Madaffer began his career in government by serving as chief of staff to San Diego Councilwoman Judy McCarty from 1993 to 2000. He was re-elected in 2004 Jim was appointed to serve as Deputy Mayor in 2005 following the resignation of Mayor Dick Murphy.

Madaffer led the effort to pass a city law that required all new buildings to have automated external defibrillators. The law was passed in November 2008. He also co-founded San Diego Project Heart Beat in 2001, which helps distributes automated external defibrillators. Madaffer led the effort to pass a city law that required all new buildings to have automated external defibrillators. The law was passed in November 2008. Madaffer also was instrumental in working with Senator Ben Hueso in passing Senate Bill 287 (Hueso) which mandates AEDs in all new buildings over a certain size in the State of California.

In 2015, while traveling home with his wife, Robin, he stumbled across a jogger who was down – he pulled over his car and removed the AED he carries in his vehicle. Jim attached the device to the man's chest and began delivering electric pulses, saving his life. He was later honored by the American Red Cross for his heroic lifesaving efforts.

==Business career==
After leaving the City Council due to term limits, he started his own government relations firm, Madaffer Enterprises Inc. He also owned four community newspapers, Mission Times Courier, Mission Valley News, La Mesa Courier and Seaside Courier, before selling them for an undisclosed amount in 2014.

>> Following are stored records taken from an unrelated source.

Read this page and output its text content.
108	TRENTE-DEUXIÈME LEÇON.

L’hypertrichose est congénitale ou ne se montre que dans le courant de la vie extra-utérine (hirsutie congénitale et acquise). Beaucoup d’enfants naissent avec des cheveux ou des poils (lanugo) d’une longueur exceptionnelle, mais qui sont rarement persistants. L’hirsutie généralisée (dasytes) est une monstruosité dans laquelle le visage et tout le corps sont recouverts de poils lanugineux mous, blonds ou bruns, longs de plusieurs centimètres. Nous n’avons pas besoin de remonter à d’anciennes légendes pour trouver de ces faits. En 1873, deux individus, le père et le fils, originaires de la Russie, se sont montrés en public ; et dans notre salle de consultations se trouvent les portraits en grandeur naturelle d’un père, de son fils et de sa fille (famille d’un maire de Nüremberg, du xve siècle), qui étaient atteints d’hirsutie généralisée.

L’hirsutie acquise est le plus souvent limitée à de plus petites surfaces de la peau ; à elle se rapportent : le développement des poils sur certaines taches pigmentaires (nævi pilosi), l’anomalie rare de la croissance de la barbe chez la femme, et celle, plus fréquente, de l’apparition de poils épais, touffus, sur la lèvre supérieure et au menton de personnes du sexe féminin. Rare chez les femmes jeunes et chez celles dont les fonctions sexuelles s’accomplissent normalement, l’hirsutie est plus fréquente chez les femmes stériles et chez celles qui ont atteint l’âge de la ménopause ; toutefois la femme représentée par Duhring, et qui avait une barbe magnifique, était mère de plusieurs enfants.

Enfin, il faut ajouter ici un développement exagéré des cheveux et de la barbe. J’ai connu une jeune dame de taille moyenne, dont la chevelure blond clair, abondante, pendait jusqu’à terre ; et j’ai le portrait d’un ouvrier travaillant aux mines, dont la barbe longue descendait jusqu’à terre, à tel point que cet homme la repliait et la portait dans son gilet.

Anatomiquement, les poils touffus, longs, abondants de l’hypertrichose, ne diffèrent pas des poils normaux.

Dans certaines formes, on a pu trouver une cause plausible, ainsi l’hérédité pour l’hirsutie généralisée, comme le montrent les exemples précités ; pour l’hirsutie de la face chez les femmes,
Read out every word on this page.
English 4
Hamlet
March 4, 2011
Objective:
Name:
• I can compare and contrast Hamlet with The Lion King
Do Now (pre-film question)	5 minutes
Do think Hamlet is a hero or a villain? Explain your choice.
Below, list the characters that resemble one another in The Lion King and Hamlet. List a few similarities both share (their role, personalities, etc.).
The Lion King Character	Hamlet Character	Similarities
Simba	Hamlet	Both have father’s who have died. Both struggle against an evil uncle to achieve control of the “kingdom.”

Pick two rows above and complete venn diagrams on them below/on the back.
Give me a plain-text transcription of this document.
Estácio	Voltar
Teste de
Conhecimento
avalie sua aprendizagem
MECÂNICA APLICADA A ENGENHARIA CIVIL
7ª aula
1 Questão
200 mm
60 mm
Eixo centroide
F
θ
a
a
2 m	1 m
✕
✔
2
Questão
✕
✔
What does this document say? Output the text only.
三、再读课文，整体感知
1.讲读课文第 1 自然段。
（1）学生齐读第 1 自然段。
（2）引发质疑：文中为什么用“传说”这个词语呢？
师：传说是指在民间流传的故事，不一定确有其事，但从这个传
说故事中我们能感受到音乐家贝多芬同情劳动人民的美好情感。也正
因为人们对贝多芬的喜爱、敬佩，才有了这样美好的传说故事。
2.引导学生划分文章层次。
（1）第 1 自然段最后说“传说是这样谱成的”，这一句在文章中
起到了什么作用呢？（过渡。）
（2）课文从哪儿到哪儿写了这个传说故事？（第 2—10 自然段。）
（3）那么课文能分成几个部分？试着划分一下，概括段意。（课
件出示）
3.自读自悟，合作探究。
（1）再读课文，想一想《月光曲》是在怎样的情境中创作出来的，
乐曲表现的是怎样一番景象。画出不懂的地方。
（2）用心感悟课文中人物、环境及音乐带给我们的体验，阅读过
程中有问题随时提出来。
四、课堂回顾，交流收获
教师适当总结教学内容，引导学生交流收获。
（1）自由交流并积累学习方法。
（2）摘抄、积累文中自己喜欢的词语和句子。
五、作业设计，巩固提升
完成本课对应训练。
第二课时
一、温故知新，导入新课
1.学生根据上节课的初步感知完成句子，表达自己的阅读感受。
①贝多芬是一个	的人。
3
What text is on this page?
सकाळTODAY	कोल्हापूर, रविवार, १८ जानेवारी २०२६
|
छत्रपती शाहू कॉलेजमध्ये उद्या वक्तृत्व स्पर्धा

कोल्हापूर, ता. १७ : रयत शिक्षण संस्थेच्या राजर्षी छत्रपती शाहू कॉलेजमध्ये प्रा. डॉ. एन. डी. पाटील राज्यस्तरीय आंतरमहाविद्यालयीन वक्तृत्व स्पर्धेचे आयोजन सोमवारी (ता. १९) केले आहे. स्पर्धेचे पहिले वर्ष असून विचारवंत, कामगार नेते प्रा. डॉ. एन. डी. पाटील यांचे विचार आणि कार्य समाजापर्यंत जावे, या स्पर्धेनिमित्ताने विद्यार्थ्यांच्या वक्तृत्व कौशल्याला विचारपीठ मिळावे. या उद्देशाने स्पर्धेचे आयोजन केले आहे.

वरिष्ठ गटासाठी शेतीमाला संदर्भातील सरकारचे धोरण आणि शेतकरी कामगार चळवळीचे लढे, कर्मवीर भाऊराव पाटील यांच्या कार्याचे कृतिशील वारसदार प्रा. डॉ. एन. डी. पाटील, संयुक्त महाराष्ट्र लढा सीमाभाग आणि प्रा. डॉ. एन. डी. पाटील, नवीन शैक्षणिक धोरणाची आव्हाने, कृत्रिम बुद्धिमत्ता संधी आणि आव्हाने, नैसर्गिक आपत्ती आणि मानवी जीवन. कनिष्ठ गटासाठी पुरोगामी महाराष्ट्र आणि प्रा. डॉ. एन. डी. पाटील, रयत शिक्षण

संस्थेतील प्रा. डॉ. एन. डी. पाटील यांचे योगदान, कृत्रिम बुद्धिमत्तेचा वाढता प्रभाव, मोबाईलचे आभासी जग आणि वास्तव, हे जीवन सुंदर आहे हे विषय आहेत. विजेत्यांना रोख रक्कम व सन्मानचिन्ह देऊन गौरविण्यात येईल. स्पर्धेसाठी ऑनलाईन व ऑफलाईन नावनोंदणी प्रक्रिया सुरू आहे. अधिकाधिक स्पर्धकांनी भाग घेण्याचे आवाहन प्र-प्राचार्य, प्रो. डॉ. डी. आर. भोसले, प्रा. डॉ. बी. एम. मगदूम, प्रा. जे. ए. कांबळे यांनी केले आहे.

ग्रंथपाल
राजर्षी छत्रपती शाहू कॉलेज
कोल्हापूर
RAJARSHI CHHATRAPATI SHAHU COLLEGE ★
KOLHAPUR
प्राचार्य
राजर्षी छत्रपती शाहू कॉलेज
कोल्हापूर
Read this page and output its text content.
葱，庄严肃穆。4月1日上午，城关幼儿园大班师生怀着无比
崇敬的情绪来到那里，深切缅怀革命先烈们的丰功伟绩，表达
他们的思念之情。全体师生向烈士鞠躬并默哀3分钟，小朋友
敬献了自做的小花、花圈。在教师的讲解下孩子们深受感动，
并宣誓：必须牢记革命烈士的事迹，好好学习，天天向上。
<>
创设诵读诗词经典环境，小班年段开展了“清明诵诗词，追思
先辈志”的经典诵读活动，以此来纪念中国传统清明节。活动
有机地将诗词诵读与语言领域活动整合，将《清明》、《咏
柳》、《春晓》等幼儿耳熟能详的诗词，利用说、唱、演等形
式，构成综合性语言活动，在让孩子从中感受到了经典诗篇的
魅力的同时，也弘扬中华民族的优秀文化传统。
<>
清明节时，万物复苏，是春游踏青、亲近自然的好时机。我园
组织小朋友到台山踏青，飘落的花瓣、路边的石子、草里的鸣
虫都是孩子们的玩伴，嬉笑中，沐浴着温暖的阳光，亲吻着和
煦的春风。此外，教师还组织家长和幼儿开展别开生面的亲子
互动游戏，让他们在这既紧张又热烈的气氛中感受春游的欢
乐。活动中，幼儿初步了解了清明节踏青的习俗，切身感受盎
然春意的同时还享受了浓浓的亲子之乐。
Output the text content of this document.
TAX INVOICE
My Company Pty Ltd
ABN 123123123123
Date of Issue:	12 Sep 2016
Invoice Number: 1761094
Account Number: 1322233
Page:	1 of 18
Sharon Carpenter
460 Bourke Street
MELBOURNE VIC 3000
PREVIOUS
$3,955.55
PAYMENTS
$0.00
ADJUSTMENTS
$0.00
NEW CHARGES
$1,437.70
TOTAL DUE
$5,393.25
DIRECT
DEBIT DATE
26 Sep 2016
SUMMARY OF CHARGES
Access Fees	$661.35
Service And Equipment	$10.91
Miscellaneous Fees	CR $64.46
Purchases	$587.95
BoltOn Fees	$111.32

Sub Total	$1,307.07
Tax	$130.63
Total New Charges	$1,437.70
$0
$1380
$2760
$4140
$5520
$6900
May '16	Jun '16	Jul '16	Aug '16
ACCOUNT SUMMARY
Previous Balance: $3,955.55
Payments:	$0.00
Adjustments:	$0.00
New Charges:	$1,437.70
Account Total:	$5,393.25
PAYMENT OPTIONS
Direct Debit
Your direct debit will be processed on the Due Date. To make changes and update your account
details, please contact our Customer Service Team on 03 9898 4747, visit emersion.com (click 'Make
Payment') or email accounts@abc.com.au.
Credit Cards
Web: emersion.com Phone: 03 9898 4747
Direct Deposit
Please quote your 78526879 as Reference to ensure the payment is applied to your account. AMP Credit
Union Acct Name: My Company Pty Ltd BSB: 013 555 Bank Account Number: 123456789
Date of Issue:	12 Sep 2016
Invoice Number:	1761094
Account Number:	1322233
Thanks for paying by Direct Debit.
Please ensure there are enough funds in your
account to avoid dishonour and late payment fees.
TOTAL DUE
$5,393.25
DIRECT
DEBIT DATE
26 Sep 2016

He serves on the advisory board for Keenan & Associates.

==Education==

He attended San Diego State University and studied business.

==San Diego County Water Authority==

Madaffer is an active board member of the San Diego County Water Authority. He has served as a member since 2012 and is a part of numerous committees such as the Legislative, Public Outreach, and Imported Water. Madaffer was appointed as vice-chair in 2016 and eventually Board Chair in 2018. Madaffer led efforts by the Water Authority to minimize rate increases, develop an agriculture water rate program, and to enhance communication with board member agencies. He fulfilled his two-year term and still serves as a board member.

==California Transportation Commission==

In 2014, Jim was appointed to the California Transportation Commission by Governor Jerry Brown. At the commission, Madaffer was appointed to chair the Road Charge Technical Advisory Committee. This group worked to create a program to replace the gasoline tax in California. The California Road Charge Technical Advisory Committee was established in 2014 by Senate Bill 1077 (DeSaulnier - Chapter 835, Statutes of 2014). SB 1077 created the California Road Charge Pilot Program and tasked the Chair of the commission, in consultation with the California State Transportation Agency (CalSTA) to convene a fifteen-member Technical Advisory Committee (TAC) to study alternatives to the gas tax, gather public comment, and make recommendations to CalSTA regarding the design of a road charge pilot program. CalSTA published the Road Charge Pilot Program Report on December 8, 2017. The Commission included their recommendations regarding the pilot program in its annual report to the Legislature. Madaffer resigned from the Commission in January 2019 to devote his efforts as Chair of the San Diego County Water Authority. He was then appointed by the commission as a public member to the Road Charge Task Force which he continues to serve on today.